Having the third zone means you can now run some pretty important services in Singapore, including Cloud Spanner, Cloud SQL, Cloud Bigtable, and Managed Instance Groups.
Also, connectivity within APAC is generally not great, you really want to avoid those round-trips to Tokyo or the US if you can.
Disclaimer: I work at GCP, but had nothing to do with this particular launch.
If you are in Asia that’s probably why? It’s very useful having AWS in an Ohio since it reduces the latency a bunch (I am based in Chicago ). Also if you need to have low ping times for global deployments .
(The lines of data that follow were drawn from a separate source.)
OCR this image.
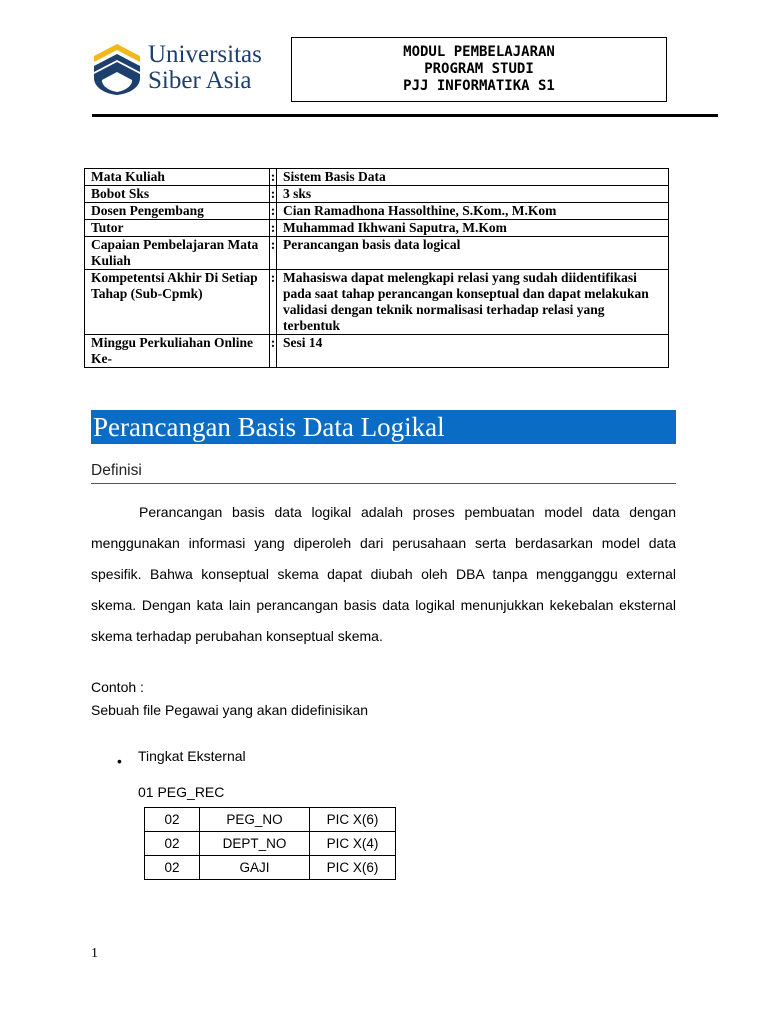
Universitas
Siber Asia
MODUL PEMBELAJARAN
PROGRAM STUDI
PJJ INFORMATIKA S1
Mata Kuliah	:	Sistem Basis Data
Bobot Sks	:	3 sks
Dosen Pengembang	:	Cian Ramadhona Hassolthine, S.Kom., M.Kom
Tutor	:	Muhammad Ikhwani Saputra, M.Kom
Capaian Pembelajaran Mata Kuliah	:	Perancangan basis data logical
Kompetentsi Akhir Di Setiap Tahap (Sub-Cpmk)	:	Mahasiswa dapat melengkapi relasi yang sudah diidentifikasi pada saat tahap perancangan konseptual dan dapat melakukan validasi dengan teknik normalisasi terhadap relasi yang terbentuk
Minggu Perkuliahan Online Ke-	:	Sesi 14
Perancangan Basis Data Logikal
Definisi
Perancangan basis data logikal adalah proses pembuatan model data dengan menggunakan informasi yang diperoleh dari perusahaan serta berdasarkan model data spesifik. Bahwa konseptual skema dapat diubah oleh DBA tanpa mengganggu external skema. Dengan kata lain perancangan basis data logikal menunjukkan kekebalan eksternal skema terhadap perubahan konseptual skema.
Contoh :
Sebuah file Pegawai yang akan didefinisikan
• Tingkat Eksternal
01 PEG_REC
02	PEG_NO	PIC X(6)
02	DEPT_NO	PIC X(4)
02	GAJI	PIC X(6)
1
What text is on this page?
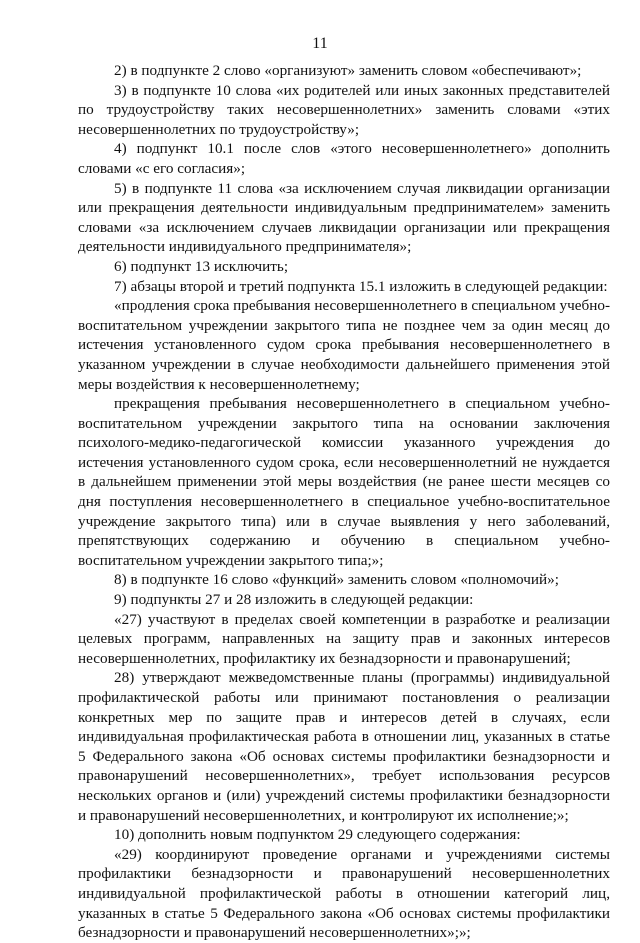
11

2) в подпункте 2 слово «организуют» заменить словом «обеспечивают»;

3) в подпункте 10 слова «их родителей или иных законных представителей по трудоустройству таких несовершеннолетних» заменить словами «этих несовершеннолетних по трудоустройству»;

4) подпункт 10.1 после слов «этого несовершеннолетнего» дополнить словами «с его согласия»;

5) в подпункте 11 слова «за исключением случая ликвидации организации или прекращения деятельности индивидуальным предпринимателем» заменить словами «за исключением случаев ликвидации организации или прекращения деятельности индивидуального предпринимателя»;

6) подпункт 13 исключить;

7) абзацы второй и третий подпункта 15.1 изложить в следующей редакции:

«продления срока пребывания несовершеннолетнего в специальном учебно-воспитательном учреждении закрытого типа не позднее чем за один месяц до истечения установленного судом срока пребывания несовершеннолетнего в указанном учреждении в случае необходимости дальнейшего применения этой меры воздействия к несовершеннолетнему;

прекращения пребывания несовершеннолетнего в специальном учебно-воспитательном учреждении закрытого типа на основании заключения психолого-медико-педагогической комиссии указанного учреждения до истечения установленного судом срока, если несовершеннолетний не нуждается в дальнейшем применении этой меры воздействия (не ранее шести месяцев со дня поступления несовершеннолетнего в специальное учебно-воспитательное учреждение закрытого типа) или в случае выявления у него заболеваний, препятствующих содержанию и обучению в специальном учебно-воспитательном учреждении закрытого типа;»;

8) в подпункте 16 слово «функций» заменить словом «полномочий»;

9) подпункты 27 и 28 изложить в следующей редакции:

«27) участвуют в пределах своей компетенции в разработке и реализации целевых программ, направленных на защиту прав и законных интересов несовершеннолетних, профилактику их безнадзорности и правонарушений;

28) утверждают межведомственные планы (программы) индивидуальной профилактической работы или принимают постановления о реализации конкретных мер по защите прав и интересов детей в случаях, если индивидуальная профилактическая работа в отношении лиц, указанных в статье 5 Федерального закона «Об основах системы профилактики безнадзорности и правонарушений несовершеннолетних», требует использования ресурсов нескольких органов и (или) учреждений системы профилактики безнадзорности и правонарушений несовершеннолетних, и контролируют их исполнение;»;

10) дополнить новым подпунктом 29 следующего содержания:

«29) координируют проведение органами и учреждениями системы профилактики безнадзорности и правонарушений несовершеннолетних индивидуальной профилактической работы в отношении категорий лиц, указанных в статье 5 Федерального закона «Об основах системы профилактики безнадзорности и правонарушений несовершеннолетних»;»;
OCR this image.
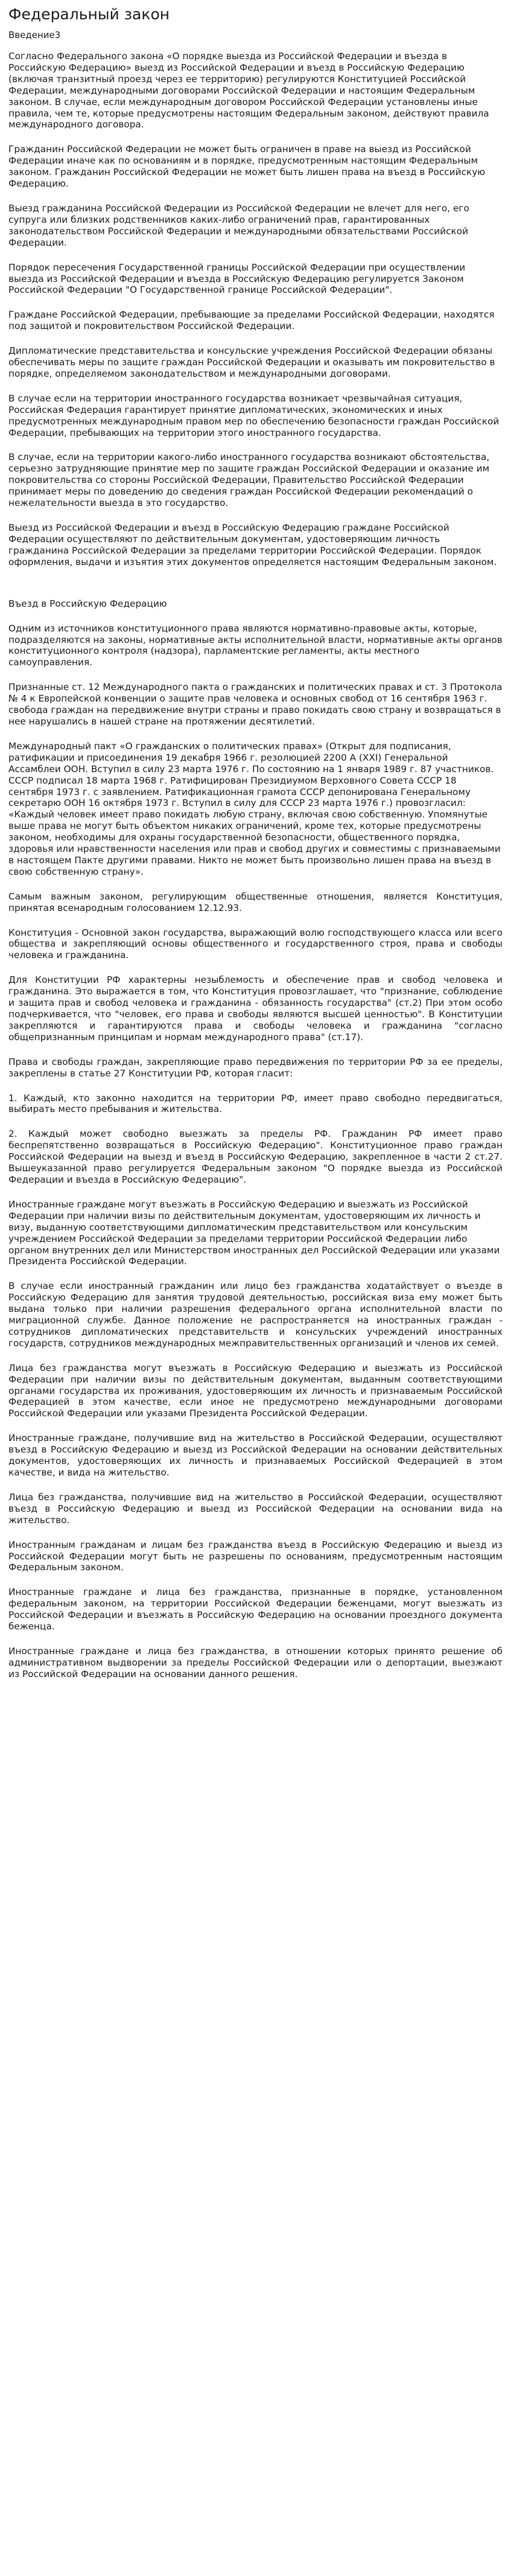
Федеральный закон
Введение3

Согласно Федерального закона «О порядке выезда из Российской Федерации и въезда в Российскую Федерацию» выезд из Российской Федерации и въезд в Российскую Федерацию (включая транзитный проезд через ее территорию) регулируются Конституцией Российской Федерации, международными договорами Российской Федерации и настоящим Федеральным законом. В случае, если международным договором Российской Федерации установлены иные правила, чем те, которые предусмотрены настоящим Федеральным законом, действуют правила международного договора.

Гражданин Российской Федерации не может быть ограничен в праве на выезд из Российской Федерации иначе как по основаниям и в порядке, предусмотренным настоящим Федеральным законом. Гражданин Российской Федерации не может быть лишен права на въезд в Российскую Федерацию.

Выезд гражданина Российской Федерации из Российской Федерации не влечет для него, его супруга или близких родственников каких-либо ограничений прав, гарантированных законодательством Российской Федерации и международными обязательствами Российской Федерации.

Порядок пересечения Государственной границы Российской Федерации при осуществлении выезда из Российской Федерации и въезда в Российскую Федерацию регулируется Законом Российской Федерации "О Государственной границе Российской Федерации".

Граждане Российской Федерации, пребывающие за пределами Российской Федерации, находятся под защитой и покровительством Российской Федерации.

Дипломатические представительства и консульские учреждения Российской Федерации обязаны обеспечивать меры по защите граждан Российской Федерации и оказывать им покровительство в порядке, определяемом законодательством и международными договорами.

В случае если на территории иностранного государства возникает чрезвычайная ситуация, Российская Федерация гарантирует принятие дипломатических, экономических и иных предусмотренных международным правом мер по обеспечению безопасности граждан Российской Федерации, пребывающих на территории этого иностранного государства.

В случае, если на территории какого-либо иностранного государства возникают обстоятельства, серьезно затрудняющие принятие мер по защите граждан Российской Федерации и оказание им покровительства со стороны Российской Федерации, Правительство Российской Федерации принимает меры по доведению до сведения граждан Российской Федерации рекомендаций о нежелательности выезда в это государство.

Выезд из Российской Федерации и въезд в Российскую Федерацию граждане Российской Федерации осуществляют по действительным документам, удостоверяющим личность гражданина Российской Федерации за пределами территории Российской Федерации. Порядок оформления, выдачи и изъятия этих документов определяется настоящим Федеральным законом.

Въезд в Российскую Федерацию

Одним из источников конституционного права являются нормативно-правовые акты, которые, подразделяются на законы, нормативные акты исполнительной власти, нормативные акты органов конституционного контроля (надзора), парламентские регламенты, акты местного самоуправления.

Признанные ст. 12 Международного пакта о гражданских и политических правах и ст. 3 Протокола № 4 к Европейской конвенции о защите прав человека и основных свобод от 16 сентября 1963 г. свобода граждан на передвижение внутри страны и право покидать свою страну и возвращаться в нее нарушались в нашей стране на протяжении десятилетий.

Международный пакт «О гражданских о политических правах» (Открыт для подписания, ратификации и присоединения 19 декабря 1966 г. резолюцией 2200 А (XXI) Генеральной Ассамблеи ООН. Вступил в силу 23 марта 1976 г. По состоянию на 1 января 1989 г. 87 участников. СССР подписал 18 марта 1968 г. Ратифицирован Президиумом Верховного Совета СССР 18 сентября 1973 г. с заявлением. Ратификационная грамота СССР депонирована Генеральному секретарю ООН 16 октября 1973 г. Вступил в силу для СССР 23 марта 1976 г.) провозгласил: «Каждый человек имеет право покидать любую страну, включая свою собственную. Упомянутые выше права не могут быть объектом никаких ограничений, кроме тех, которые предусмотрены законом, необходимы для охраны государственной безопасности, общественного порядка, здоровья или нравственности населения или прав и свобод других и совместимы с признаваемыми в настоящем Пакте другими правами. Никто не может быть произвольно лишен права на въезд в свою собственную страну».

Самым важным законом, регулирующим общественные отношения, является Конституция, принятая всенародным голосованием 12.12.93.

Конституция - Основной закон государства, выражающий волю господствующего класса или всего общества и закрепляющий основы общественного и государственного строя, права и свободы человека и гражданина.

Для Конституции РФ характерны незыблемость и обеспечение прав и свобод человека и гражданина. Это выражается в том, что Конституция провозглашает, что "признание, соблюдение и защита прав и свобод человека и гражданина - обязанность государства" (ст.2) При этом особо подчеркивается, что "человек, его права и свободы являются высшей ценностью". В Конституции закрепляются и гарантируются права и свободы человека и гражданина "согласно общепризнанным принципам и нормам международного права" (ст.17).

Права и свободы граждан, закрепляющие право передвижения по территории РФ за ее пределы, закреплены в статье 27 Конституции РФ, которая гласит:

1. Каждый, кто законно находится на территории РФ, имеет право свободно передвигаться, выбирать место пребывания и жительства.

2. Каждый может свободно выезжать за пределы РФ. Гражданин РФ имеет право беспрепятственно возвращаться в Российскую Федерацию". Конституционное право граждан Российской Федерации на выезд и въезд в Российскую Федерацию, закрепленное в части 2 ст.27. Вышеуказанной право регулируется Федеральным законом "О порядке выезда из Российской Федерации и въезда в Российскую Федерацию".

Иностранные граждане могут въезжать в Российскую Федерацию и выезжать из Российской Федерации при наличии визы по действительным документам, удостоверяющим их личность и визу, выданную соответствующими дипломатическим представительством или консульским учреждением Российской Федерации за пределами территории Российской Федерации либо органом внутренних дел или Министерством иностранных дел Российской Федерации или указами Президента Российской Федерации.

В случае если иностранный гражданин или лицо без гражданства ходатайствует о въезде в Российскую Федерацию для занятия трудовой деятельностью, российская виза ему может быть выдана только при наличии разрешения федерального органа исполнительной власти по миграционной службе. Данное положение не распространяется на иностранных граждан - сотрудников дипломатических представительств и консульских учреждений иностранных государств, сотрудников международных межправительственных организаций и членов их семей.

Лица без гражданства могут въезжать в Российскую Федерацию и выезжать из Российской Федерации при наличии визы по действительным документам, выданным соответствующими органами государства их проживания, удостоверяющим их личность и признаваемым Российской Федерацией в этом качестве, если иное не предусмотрено международными договорами Российской Федерации или указами Президента Российской Федерации.

Иностранные граждане, получившие вид на жительство в Российской Федерации, осуществляют въезд в Российскую Федерацию и выезд из Российской Федерации на основании действительных документов, удостоверяющих их личность и признаваемых Российской Федерацией в этом качестве, и вида на жительство.

Лица без гражданства, получившие вид на жительство в Российской Федерации, осуществляют въезд в Российскую Федерацию и выезд из Российской Федерации на основании вида на жительство.

Иностранным гражданам и лицам без гражданства въезд в Российскую Федерацию и выезд из Российской Федерации могут быть не разрешены по основаниям, предусмотренным настоящим Федеральным законом.

Иностранные граждане и лица без гражданства, признанные в порядке, установленном федеральным законом, на территории Российской Федерации беженцами, могут выезжать из Российской Федерации и въезжать в Российскую Федерацию на основании проездного документа беженца.

Иностранные граждане и лица без гражданства, в отношении которых принято решение об административном выдворении за пределы Российской Федерации или о депортации, выезжают из Российской Федерации на основании данного решения.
It's interesting to me because of Southeast Asia and Google. On the Southeast Asia angle there's a burgeoning startup scene with companies like Grab, quick economic change, expat hotspots like Chiang Mai, and the choice of Singapore for servers even though it's a tiny and dense country. For Google there's catching up to AWS, machine learning, and Google's cloud lock in with things like Firebase. I voted it up because I hope to hear opinions about some or all of these things.
How was that intellectually stimulating or worthy of discussion among IT people or ‘hacker’ in general, seriously? Can’t interested people do a 30-second Google search instead?
and connection from hk to sg isn't exactly great either.